Mamie sucre les fraises- J'ai une bonne nouvelle, Mamie, la famille va s'agrandir.

- C'est le 11 novembre, ton Papy va revenir. Il est avec ses copains médaillés. Tu parles d'une équipe, ils vont se battre toute la journée contre des pâtés en croûte et c'est même pas sûr qu'ils gagnent.

 

- La famille va s'agrandir, Mamie…

- Passe-moi mes lunettes, ma cocotte.

- Je suis si heureuse.

- C'est bien, et ça au moins ça coûte pas cher. Tu es passée chez Mauricette ?

- Non, on ne se voit plus tellement avec les Dagin.

- Les Dagin, tu parles d'une famille ! Quand on pense que le père Dagin avait épousé Louise, la nièce de ma mère ; on l'appelait "la baronne de tronche en biais" parce qu'elle faisait la gueule du matin au soir. Eh ben quand il est mort, on a découvert qu'il avait une fille cachée de 27 ans et qu'il lui avait tout légué. D'un autre côté, la gamine a hérité d'une vieille Panhard et des dettes. Parce qu'il jouait, le père Dagin. Il disait : "J' vais travailler" et il partait au casino.

 

- Mamie ?

 

- Il était beau dans son complet bleu qu'était du dernier cri. Taillé sur mesure par sa mère. Il avait pas le choix, il avait pas de jambes.

- Un peu quand même.

- Du côté des Dagin, ils sont mal foutus, ils sont tout en tronc. Heureusement qu'il a rencontré Louise, ils ont des grandes guiboles, chez les Paron. Par contre, ils sont fragiles des boyaux.

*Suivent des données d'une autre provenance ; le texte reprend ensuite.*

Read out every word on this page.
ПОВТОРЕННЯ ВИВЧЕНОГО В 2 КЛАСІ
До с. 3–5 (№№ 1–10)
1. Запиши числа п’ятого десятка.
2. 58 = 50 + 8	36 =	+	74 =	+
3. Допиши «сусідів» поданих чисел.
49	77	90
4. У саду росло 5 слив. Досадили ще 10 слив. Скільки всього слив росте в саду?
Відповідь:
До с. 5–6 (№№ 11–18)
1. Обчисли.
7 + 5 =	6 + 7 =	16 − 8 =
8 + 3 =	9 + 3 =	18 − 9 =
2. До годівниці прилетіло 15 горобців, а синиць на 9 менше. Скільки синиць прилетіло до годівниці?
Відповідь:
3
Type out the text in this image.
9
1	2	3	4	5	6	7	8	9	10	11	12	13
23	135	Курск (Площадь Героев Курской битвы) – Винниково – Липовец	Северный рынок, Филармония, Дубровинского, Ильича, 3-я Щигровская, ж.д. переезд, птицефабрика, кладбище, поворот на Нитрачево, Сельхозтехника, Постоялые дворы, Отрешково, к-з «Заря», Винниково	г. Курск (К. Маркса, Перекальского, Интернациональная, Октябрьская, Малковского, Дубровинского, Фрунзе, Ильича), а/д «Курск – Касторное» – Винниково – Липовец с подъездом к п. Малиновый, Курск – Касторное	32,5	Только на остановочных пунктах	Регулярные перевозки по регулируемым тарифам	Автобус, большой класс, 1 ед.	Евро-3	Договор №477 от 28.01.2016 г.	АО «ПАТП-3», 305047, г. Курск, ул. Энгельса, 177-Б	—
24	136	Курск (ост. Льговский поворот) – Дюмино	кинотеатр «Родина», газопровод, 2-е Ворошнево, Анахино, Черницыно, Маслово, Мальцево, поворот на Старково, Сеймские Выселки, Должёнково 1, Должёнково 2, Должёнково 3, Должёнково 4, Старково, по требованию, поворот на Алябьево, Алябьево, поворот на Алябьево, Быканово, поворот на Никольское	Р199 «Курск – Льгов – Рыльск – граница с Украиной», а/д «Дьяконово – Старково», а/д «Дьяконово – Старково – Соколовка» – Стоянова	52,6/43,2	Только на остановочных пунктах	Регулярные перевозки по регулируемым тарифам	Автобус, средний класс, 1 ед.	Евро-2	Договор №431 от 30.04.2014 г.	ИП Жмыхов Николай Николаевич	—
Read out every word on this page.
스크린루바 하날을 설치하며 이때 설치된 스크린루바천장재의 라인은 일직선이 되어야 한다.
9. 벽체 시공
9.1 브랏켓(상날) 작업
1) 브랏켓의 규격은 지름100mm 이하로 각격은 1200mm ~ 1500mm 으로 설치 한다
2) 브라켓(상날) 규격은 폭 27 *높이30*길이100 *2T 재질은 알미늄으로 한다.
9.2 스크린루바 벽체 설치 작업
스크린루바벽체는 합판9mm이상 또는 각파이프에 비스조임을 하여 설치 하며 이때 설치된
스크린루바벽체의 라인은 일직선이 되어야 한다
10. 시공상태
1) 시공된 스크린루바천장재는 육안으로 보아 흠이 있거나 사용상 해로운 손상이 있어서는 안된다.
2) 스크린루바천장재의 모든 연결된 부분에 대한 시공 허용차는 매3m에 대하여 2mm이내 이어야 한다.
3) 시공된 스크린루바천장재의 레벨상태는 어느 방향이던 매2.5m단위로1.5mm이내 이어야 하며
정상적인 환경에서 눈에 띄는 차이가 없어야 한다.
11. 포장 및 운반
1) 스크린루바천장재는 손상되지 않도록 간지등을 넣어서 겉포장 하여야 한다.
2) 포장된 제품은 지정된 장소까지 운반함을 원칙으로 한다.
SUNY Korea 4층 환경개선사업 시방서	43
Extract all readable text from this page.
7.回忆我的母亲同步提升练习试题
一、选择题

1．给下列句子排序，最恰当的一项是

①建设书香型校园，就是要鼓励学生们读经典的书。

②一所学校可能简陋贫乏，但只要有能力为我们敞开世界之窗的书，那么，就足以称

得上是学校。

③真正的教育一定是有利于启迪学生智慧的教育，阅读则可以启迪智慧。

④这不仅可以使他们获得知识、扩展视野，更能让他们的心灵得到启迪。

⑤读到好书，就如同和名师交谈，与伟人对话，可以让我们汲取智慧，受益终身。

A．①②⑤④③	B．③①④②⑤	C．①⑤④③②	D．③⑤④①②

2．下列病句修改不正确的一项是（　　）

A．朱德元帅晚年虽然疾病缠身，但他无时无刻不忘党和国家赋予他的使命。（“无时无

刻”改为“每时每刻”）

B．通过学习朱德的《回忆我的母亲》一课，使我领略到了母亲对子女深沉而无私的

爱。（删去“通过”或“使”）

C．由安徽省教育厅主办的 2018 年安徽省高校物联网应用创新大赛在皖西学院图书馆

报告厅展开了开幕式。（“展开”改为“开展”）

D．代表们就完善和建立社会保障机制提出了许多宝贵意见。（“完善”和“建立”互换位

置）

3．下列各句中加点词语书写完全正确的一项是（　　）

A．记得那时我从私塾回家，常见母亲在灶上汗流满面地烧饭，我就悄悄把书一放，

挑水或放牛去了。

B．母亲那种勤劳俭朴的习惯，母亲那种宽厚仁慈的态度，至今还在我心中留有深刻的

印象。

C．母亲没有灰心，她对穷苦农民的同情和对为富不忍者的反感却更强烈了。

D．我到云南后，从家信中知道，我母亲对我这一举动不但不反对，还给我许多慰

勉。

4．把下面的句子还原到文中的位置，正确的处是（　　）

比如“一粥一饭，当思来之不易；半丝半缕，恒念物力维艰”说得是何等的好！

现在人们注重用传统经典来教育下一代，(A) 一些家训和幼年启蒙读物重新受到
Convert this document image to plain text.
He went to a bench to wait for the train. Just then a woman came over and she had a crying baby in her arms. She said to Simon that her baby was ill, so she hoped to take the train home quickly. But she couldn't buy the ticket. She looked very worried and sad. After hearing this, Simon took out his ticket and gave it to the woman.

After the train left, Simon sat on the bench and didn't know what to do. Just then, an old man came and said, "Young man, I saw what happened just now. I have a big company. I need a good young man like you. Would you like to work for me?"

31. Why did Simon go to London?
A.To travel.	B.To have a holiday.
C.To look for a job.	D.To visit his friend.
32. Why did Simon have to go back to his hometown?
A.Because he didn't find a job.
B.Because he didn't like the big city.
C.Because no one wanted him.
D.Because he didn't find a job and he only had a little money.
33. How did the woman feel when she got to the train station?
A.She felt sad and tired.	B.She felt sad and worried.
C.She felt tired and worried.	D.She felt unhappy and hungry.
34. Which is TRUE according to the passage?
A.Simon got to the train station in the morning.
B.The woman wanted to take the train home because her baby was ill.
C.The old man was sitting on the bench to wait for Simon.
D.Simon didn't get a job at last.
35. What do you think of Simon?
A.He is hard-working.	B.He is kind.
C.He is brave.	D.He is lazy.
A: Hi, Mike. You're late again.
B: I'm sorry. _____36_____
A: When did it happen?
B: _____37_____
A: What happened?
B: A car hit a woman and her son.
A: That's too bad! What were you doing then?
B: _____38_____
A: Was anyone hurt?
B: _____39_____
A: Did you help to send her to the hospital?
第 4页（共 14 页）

- Mamie je suis enceinte, je vais avoir un bébé.

- Ah bon, à quelle heure ?

- C'est prévu pour l'hiver.

- Faudra des pulls. Elle m'inquiète, Mauricette, l'histoire de son p'tit fils, ça lui a fichu un coup. Il est gentil, le gamin, mais il est stérile, incapable de faire un lardon ! Les jeunes… T'aurais vu ton grand-père, il m'en aurait fait quatre par jour, à la grande époque de la manufacture d'emboutissage de Bagnolet !

- Moi aussi Papi me manque, et Mauricette est grande, tu sais.

- C'est pas comme la petite, qu'est-ce qu'elle est petite !

- Qui ça ?

- La drôlesse de ta sœur ! C'est vrai qu'elle est mignonne, mais des jolis yeux, ça remplit pas les caddies. Les deux autres, ils s'en sortiront, ils ont déjà bouffé la moitié de mes économies, les fi' de garce. Ils sont malins comme des singes, mais ils m'auront pas comme ça, j' suis allée deux fois au Maroc et comme ils disent là-bas: "une poignée d'abeilles vaut mieux qu'un sac de mouches !" J'ai jamais compris c' que ça voulait dire. Bon, passe-moi ma boîte à pilules, il est 19 h ; et mets-moi la Roue de la fortune s'il te plaît. Dis à ta sœur que c'est pas la peine qu'elle passe demain, je sors pas en ce moment à cause de mon genou. Ferme bien derrière toi et embrasse ta mère pour moi.